Heiss' jewelry, if it is to be used for medical purposes, would also have to undergo an official trial but neither Heiss nor Nanotechnology Victoria had immediate plans to market her work because it is still years before the patch could be in use.

Michelle Critchley, manager of therapeutic delivery at NanoVentures Australia, said the jewelry put a friendly face on how medications were administered.

"You can essentially wear your medication all day in a way that an outside person would not be able to identify that you were having any medical treatment," Critchley said.

She said working with Heiss brought a completely different perspective to the scientists.

"We have a large focus on research or technology, rather than making prototypes and thinking outside the square on how things will be used and how people will view that technology when it comes out to the market," Critchley said.

Heiss' second project focused on very small iron particles that have been proven to absorb and remove contaminants, such as arsenic, in water. Heiss and NanoVic developed a storage-filter package that could be used by travelers going to countries with high arsenic levels in their groundwater, such as Bangladesh or India.

A necklace holds the particles of mesoporous iron oxide and includes built-in tweezers to transfer it into a kidney bean-shaped, translucent water bottle that has a lid for drinking, a membrane system to filter out the arsenic and an electroluminescent cable that provides light at night.

As with the insulin jewelry, there are no immediate practical uses for the arsenic-water device as the iron particles are not available to the general public.

But Heiss said exploring nanotechnologies and new materials could "revolutionize the way we live."

Heiss has long been interested in bringing science into practical but aesthetically appealing uses to the layperson. Two years ago she developed "enabled apparel" - electronically enhanced garments that responded to the wearer's moods or actions.

One garment senses a nervous habit - touching your chest or folding your arms, for example - and alerts the wearer to their actions. Another blouse is equipped with sensors that detected the wearer's heartbeat and transmitted it via radio waves to another person.

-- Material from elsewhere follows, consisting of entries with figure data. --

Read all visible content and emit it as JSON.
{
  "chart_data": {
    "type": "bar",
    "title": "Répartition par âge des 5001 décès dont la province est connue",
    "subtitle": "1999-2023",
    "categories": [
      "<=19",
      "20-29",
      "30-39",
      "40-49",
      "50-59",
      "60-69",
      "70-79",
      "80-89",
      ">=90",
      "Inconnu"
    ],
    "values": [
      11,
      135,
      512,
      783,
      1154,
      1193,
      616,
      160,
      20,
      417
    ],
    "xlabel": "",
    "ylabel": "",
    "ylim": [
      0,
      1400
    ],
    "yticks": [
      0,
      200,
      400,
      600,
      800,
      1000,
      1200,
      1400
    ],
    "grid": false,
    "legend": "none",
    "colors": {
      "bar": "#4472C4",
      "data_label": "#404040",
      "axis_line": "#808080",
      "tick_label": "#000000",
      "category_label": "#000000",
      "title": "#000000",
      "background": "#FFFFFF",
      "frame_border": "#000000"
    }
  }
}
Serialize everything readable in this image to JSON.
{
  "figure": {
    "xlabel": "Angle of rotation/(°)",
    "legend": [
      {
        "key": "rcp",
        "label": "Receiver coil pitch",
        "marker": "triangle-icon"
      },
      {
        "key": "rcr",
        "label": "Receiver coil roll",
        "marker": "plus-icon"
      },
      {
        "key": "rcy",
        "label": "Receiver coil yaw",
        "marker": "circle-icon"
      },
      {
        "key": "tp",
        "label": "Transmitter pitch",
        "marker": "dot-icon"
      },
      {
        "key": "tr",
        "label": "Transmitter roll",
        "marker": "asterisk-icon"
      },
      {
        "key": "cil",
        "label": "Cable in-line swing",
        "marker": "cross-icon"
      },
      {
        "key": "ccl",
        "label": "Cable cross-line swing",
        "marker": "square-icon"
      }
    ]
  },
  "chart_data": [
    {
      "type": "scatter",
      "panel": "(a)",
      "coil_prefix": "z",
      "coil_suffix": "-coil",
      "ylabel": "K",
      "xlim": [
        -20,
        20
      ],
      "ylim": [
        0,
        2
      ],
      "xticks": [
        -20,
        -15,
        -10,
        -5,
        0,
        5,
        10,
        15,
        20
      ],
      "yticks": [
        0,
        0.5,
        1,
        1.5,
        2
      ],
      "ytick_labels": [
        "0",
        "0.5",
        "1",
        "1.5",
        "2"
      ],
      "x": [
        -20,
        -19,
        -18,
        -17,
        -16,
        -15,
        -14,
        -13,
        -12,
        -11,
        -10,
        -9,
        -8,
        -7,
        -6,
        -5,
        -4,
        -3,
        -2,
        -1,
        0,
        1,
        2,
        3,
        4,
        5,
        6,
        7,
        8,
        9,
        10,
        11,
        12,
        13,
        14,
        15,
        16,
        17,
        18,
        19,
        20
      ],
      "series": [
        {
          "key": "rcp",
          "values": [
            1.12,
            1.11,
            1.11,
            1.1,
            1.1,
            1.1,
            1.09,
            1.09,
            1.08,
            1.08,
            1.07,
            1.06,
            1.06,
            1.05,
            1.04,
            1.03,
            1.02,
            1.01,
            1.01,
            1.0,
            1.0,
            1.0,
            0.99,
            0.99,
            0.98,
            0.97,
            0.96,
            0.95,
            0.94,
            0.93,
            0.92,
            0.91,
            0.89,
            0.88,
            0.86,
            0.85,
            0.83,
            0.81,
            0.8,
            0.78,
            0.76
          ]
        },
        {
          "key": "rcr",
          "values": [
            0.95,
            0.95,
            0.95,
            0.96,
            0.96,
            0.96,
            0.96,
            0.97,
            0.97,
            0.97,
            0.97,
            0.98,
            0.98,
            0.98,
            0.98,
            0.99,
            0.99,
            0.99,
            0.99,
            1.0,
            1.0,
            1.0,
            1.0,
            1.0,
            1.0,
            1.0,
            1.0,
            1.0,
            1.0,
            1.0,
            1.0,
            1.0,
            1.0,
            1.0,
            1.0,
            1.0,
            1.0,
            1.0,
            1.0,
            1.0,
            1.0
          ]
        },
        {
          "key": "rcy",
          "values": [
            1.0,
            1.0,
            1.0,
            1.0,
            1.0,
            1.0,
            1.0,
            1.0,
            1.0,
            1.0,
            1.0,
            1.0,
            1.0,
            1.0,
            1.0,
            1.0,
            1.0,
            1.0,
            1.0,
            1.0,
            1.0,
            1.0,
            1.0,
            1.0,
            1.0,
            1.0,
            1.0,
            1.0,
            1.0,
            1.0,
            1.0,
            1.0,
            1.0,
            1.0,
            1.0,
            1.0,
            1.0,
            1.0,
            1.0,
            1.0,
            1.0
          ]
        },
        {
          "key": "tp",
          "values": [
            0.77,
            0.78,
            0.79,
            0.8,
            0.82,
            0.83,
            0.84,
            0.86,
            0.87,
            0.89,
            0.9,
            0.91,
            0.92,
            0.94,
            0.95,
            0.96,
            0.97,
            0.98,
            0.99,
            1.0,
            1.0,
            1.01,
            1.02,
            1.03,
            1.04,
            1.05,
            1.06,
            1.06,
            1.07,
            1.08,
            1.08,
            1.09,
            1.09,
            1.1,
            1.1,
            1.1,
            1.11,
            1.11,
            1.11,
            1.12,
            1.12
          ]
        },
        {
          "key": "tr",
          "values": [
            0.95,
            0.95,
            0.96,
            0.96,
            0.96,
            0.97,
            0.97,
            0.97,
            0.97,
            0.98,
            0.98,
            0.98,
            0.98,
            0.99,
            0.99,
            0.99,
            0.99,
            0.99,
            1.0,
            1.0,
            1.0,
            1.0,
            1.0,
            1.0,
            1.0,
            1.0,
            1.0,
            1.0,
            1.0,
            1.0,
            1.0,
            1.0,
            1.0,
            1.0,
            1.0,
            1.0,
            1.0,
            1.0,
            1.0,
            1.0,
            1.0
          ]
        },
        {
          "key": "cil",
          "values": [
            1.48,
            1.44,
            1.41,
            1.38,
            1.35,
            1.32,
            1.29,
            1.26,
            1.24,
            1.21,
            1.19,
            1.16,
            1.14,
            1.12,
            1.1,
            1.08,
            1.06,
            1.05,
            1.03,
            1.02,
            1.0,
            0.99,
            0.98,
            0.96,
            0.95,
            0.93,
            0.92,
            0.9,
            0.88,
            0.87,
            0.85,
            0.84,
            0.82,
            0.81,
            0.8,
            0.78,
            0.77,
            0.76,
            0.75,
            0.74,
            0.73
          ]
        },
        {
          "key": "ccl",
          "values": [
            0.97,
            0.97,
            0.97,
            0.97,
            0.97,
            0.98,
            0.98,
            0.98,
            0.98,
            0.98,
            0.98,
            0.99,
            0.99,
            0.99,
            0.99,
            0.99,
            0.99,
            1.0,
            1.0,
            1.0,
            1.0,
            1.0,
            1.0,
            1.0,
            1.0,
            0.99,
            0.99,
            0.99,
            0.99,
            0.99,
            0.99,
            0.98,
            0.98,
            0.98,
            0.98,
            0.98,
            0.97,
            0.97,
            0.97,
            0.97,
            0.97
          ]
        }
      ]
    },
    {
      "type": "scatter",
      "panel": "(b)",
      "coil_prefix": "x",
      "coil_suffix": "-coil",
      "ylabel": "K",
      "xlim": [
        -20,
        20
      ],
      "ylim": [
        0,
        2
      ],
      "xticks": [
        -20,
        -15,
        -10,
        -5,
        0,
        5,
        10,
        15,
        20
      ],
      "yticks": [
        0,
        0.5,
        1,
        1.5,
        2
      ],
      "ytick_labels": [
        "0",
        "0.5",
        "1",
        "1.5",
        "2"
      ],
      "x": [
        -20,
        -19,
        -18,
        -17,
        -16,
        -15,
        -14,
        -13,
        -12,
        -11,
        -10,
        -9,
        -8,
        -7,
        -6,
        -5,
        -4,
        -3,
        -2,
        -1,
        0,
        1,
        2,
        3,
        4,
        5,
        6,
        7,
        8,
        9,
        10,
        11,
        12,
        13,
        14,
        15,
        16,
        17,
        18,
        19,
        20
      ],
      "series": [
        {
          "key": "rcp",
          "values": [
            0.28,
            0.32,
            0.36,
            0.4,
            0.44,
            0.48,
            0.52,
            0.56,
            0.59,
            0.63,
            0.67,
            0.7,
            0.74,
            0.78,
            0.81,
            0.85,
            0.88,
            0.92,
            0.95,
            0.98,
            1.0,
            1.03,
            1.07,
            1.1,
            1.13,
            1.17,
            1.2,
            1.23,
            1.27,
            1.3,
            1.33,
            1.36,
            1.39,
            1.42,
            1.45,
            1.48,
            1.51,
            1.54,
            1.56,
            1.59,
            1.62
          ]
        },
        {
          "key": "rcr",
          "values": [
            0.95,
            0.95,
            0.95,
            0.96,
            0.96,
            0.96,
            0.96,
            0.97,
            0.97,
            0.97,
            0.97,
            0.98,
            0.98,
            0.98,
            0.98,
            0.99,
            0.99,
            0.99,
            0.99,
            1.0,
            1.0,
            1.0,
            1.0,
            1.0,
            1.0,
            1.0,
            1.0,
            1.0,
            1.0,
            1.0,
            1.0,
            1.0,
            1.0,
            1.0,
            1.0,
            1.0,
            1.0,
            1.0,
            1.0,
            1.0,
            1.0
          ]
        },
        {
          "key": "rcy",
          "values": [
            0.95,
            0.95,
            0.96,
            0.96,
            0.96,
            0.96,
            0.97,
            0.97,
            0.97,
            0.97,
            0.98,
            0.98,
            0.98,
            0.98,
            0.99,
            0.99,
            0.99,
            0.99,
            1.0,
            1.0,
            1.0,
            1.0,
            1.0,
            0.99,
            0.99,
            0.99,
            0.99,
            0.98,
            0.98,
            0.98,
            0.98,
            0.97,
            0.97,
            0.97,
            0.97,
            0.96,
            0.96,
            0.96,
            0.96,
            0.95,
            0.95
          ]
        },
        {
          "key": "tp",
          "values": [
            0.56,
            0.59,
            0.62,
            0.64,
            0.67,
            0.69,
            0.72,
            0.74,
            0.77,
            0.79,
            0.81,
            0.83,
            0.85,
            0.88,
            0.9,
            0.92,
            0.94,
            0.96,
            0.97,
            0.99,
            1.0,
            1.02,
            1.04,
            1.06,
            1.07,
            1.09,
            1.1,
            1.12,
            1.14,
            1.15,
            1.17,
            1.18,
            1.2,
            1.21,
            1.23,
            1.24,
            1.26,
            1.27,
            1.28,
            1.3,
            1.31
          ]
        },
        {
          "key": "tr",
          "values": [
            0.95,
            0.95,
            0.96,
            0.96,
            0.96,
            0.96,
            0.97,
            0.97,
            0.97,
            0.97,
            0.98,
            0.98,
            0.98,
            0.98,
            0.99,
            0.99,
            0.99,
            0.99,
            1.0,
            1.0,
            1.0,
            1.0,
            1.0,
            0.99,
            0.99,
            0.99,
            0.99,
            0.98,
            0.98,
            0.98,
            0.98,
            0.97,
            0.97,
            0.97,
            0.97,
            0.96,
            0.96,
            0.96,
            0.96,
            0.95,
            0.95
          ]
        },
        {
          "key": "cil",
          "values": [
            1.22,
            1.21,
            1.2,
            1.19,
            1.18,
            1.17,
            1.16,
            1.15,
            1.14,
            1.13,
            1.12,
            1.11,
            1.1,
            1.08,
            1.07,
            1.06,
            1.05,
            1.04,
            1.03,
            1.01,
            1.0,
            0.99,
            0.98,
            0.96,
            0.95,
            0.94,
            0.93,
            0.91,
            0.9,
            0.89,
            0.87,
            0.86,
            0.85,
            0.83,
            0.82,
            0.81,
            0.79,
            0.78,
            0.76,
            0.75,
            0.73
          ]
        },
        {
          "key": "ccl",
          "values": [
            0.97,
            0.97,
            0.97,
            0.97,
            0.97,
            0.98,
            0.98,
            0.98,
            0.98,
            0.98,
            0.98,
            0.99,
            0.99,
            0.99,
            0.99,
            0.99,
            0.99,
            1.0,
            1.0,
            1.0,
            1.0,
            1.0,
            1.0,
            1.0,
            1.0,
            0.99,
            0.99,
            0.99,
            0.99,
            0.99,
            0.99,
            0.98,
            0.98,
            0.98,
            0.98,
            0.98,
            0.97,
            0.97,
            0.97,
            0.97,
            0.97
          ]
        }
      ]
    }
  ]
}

"If you're separated by distance from someone you love, you could actually physically wear their heartbeat," Heiss said of the blouse.

Heiss is energized by the challenge of working with new materials and exploring how to deliver technological advances to the public.

"I think it's really important for artists and designers to push those boundaries and work with these materials," she said. "From a therapeutic point of view, it really humanizes these sorts of technologies," she said.

"I think that's my role, humanizing technologies and bringing it into something like an art gallery context where the layperson can say, 'Oh wow, I've got it."